We continue to meet and make friends in the park. Many are here for cancer treatment. I have never seen so many people look so good with cancer. Most have already had at least one round of treatment and then came here, now years later, when their cancer recurred. I pray for these people daily to maintain their courage in the struggle with this insidious disease. Everyday in the treatment center we see children. The proton beam is a favorite treatment with many childhood tumors because of its precise focus which affords little damage to adjacent areas. But it is heartbreaking to see children suffering. One child they tell me is transported back and forth with his mother on the gurney with him. Please, everyone, pray for the children of cancer.

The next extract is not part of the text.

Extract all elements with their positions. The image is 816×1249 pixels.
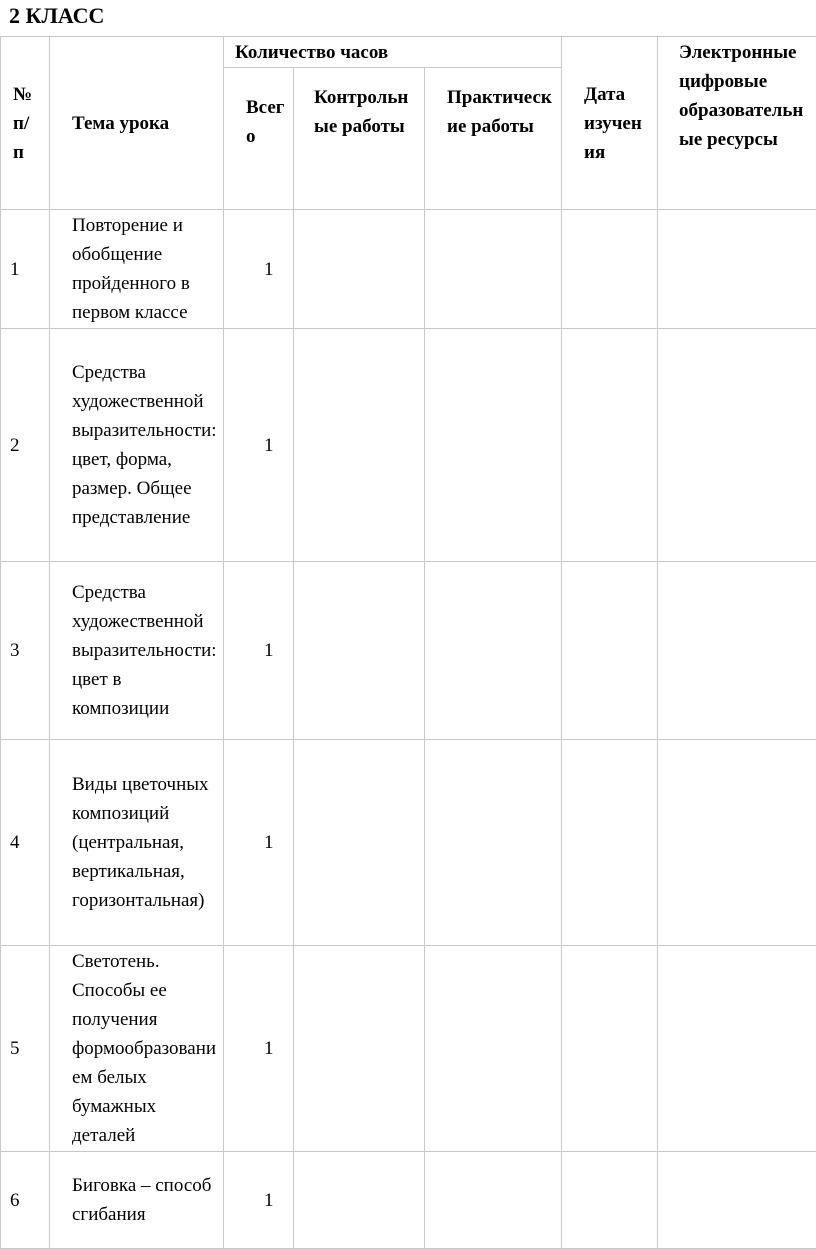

I have made friends with almost all the dogs in the park. The only ones I haven't are the new arrivals. I carry six treats with me and I am running out everyday, so I must start with more. Pebbles is my favorite Schnauzer. She is a very petite miniature. Her mom, Pat, bred and raised show dogs and Pebbles has 32 AKC champions in her line. She is an amazing little dog, well trained and with perfect features. Pat is here for a recurrence of breast cancer. She had a radical surgery in December and is now undergoing chemo. She was doing very well, but is now starting to have some of the nasty side effects of the chemo. Last week she and her husband were both ill and I regret I had not checked on them. That was during the really cold snap and none of us were getting out unless we had to. Now that the weather is better, I will check on them regularly. I have offered to dogsit and they know I would treat Pebbles wonderfully, so they know they have someone to trust if need be.

The park is filling up. The rodeo is scheduled to start the first of March and people are coming in now to secure their site. Our friends, Dave and Reba are coming back soon for his surgery. They wisely called for reservations. There are still some sites close to us vacant, so hopefully, they will be close by. But we will still connect with them wherever they are in the park.

Terry's treatments are going well. He has one a day, in the morning, so we have the rest of the day. We go out to eat every Wednesday with the other guys (and their spouses) in the program. This Wednesday we are going to meet with Terry's college roommate. He has lived in Houston since graduating from Ball State and he is coming by to pick us up and take us to dinner. He was also best man in our wedding. It will be good to reconnect with Dave after all these years.

My cousin Jim and his lovely wife Lillian continue to be a source of strength for us. They are in the medical field (Lillian retired) and help out with our social calendar. They entertained us and another couple with a SuperBowl party last Sunday. We had a great time with great food and great company. It was most enjoyable. Jim is leaving this week for two weeks in Africa so we are wishing him a safe journey this week.